To Draw In Or Not To Draw In
When I first started delving into the science behind “core” training over 10 years ago, the drawing-in maneuver was the big breakthrough. I first learned the technique from Paul Chek who learned it from a group of physiotherapists from New Zealand.
The concept came from a book, Therapeutic Exercise for Spinal Segmental Stabilization in Low Back Pain by Richardson et al, that was based on some exciting new research. The authors found that their physical therapy patients with low back pain had timing issues with their transverse abdominis. The transverse abdominus should turn on prior to any movement of the body and they found that in people with low back pain, the transverse abdominus would activate after movement had already occurred. The authors used specific exercises to get the functioning of this muscle back and their patients back pain got better.
Based on this information, people in the fitness industry, like Paul Chek, started teaching the draw-in maneuver to to improve transverse abdominus activation as well as incorporating it in exercises like deadlifts and squats.
This was new and exciting stuff at the time. The fitness profession caught a hold of this information and it spread like crazy throughout the fitness world. The next thing you know, every personal trainer, pilates instructor, yoga instructor and aerobics class teacher was instructing all of their clients to “pull your belly toward your spine” when they did exercise. I know because I was one of them.
Now let’s address whether you should be drawing in or not. The answer is: No. And yes. Here’s what I mean:
Enter Stuart McGill
No, you should not pull the belly in toward your spine while exercising. Why? Well, the new school of thought on this subject, based on the latest research by Stuart McGill in his book Low Back Disorders, you should focus on contracting your abdominal muscles or making your abs “tight” during exercise. When you do this, your transverse abdominis is activated as well.
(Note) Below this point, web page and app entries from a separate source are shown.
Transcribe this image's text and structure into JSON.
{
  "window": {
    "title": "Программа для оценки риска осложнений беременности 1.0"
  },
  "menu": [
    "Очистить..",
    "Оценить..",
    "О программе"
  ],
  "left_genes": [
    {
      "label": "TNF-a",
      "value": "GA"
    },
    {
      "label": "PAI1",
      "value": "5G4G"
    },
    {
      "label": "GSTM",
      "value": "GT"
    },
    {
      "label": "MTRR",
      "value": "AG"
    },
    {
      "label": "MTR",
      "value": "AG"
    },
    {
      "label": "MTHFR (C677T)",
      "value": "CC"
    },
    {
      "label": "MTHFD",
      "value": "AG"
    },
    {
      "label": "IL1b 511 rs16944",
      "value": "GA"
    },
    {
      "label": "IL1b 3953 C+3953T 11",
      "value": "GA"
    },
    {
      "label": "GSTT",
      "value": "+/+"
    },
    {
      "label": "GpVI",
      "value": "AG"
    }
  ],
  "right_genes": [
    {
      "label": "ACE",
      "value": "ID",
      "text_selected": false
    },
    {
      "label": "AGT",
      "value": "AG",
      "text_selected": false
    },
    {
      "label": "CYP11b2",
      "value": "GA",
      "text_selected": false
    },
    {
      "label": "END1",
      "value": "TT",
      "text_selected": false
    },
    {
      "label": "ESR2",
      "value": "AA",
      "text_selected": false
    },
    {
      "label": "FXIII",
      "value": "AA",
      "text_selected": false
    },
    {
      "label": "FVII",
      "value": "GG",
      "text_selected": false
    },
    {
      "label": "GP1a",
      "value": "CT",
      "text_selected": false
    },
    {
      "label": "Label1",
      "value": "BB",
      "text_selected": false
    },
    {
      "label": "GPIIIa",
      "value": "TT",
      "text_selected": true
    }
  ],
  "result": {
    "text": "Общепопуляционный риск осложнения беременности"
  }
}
According to McGill’s meticulous research, focusing on pulling in your belly button towards your spine actually decreases spinal stability when doing exercises like deadlifts, squats and overhead presses. That’s a ten-dollar way of saying there’s less support from your abdominal muscles. Pulling in your belly while performing exercise is a bad idea especially with certain exercises and if you’re lifting heavy weights.
Abdominal “bracing”, as McGill likes to call it, is the way to go for most exercises. Not only is it backed up by solid research from one of the leading spine specialists in the world, I’ve personally used it myself and with my clients. You can feel the added stability, especially when you’re lifting heavy in exercises like deadlifts and squats. Also, abdominal bracing is also easier to do then pulling in your belly. All you have to do is stand with good posture, inhale, and tighten your abs maintaing good postural alignment.
An Exception To The Rule
I follow Stuart McGill’s bracing concept when I’m strength training, but I’ve found that many of my clients have benefitted from transverse abdominus and pelvic floor isolation exercises. Many things can cause dysfunction with these muscles and I’ve found that many of my clients have trouble activating these muscles
I’ve learned a lot from Diane Lee, an internationally renowned physical therapist for her clinical work on lumbar and pelvic disability and pain. After reading several of her articles and speaking with a Physical Therapist friend of mine who is a big fan of her work, I’ve reintroduced motor control exercises for these muscles with great success. Many nagging issues that my clients and myself were experiencing started to improve after adding several sets of these exercises into our routines.
Here are some of the important points I’ve learned through Diane Lee’s work:
- Low back pain, surgery or injury to the abdominal area, and pregnancy can cause the transverse abdominus muscle to lose it’s function.
- Without restoring proper function of the transverse abdominus through training, problems with this muscle can be present even after pain or injury has subsided.
- Pain in the pelvic area, trauma, childbirth and surgery can cause this group of muscles to lose it’s function.
- Low back pain, pelvic pain, hip pain and urinary incontinence can result from weak pelvic floor muscles.
- Don’t pull your belly button toward your spine while doing strength training exercises. Doing this de-stabilizes your spine and predisposes you to injury.
- Instead, use bracing which is tightening your abs while you lift. Tighten them but make sure you can still breathe well. Doing this protects your spine by adding stability from your abdominal muscles.
- Specific exercises for your transversus abdominus and pelvic floor might be needed in some situations; especially when someone has been injury/surgery or pain in the abdominal and pelvic region. There also might be a case of doing these exercises prophylactically.
I hope that clears up some of the controversy surrounding these two important techniques.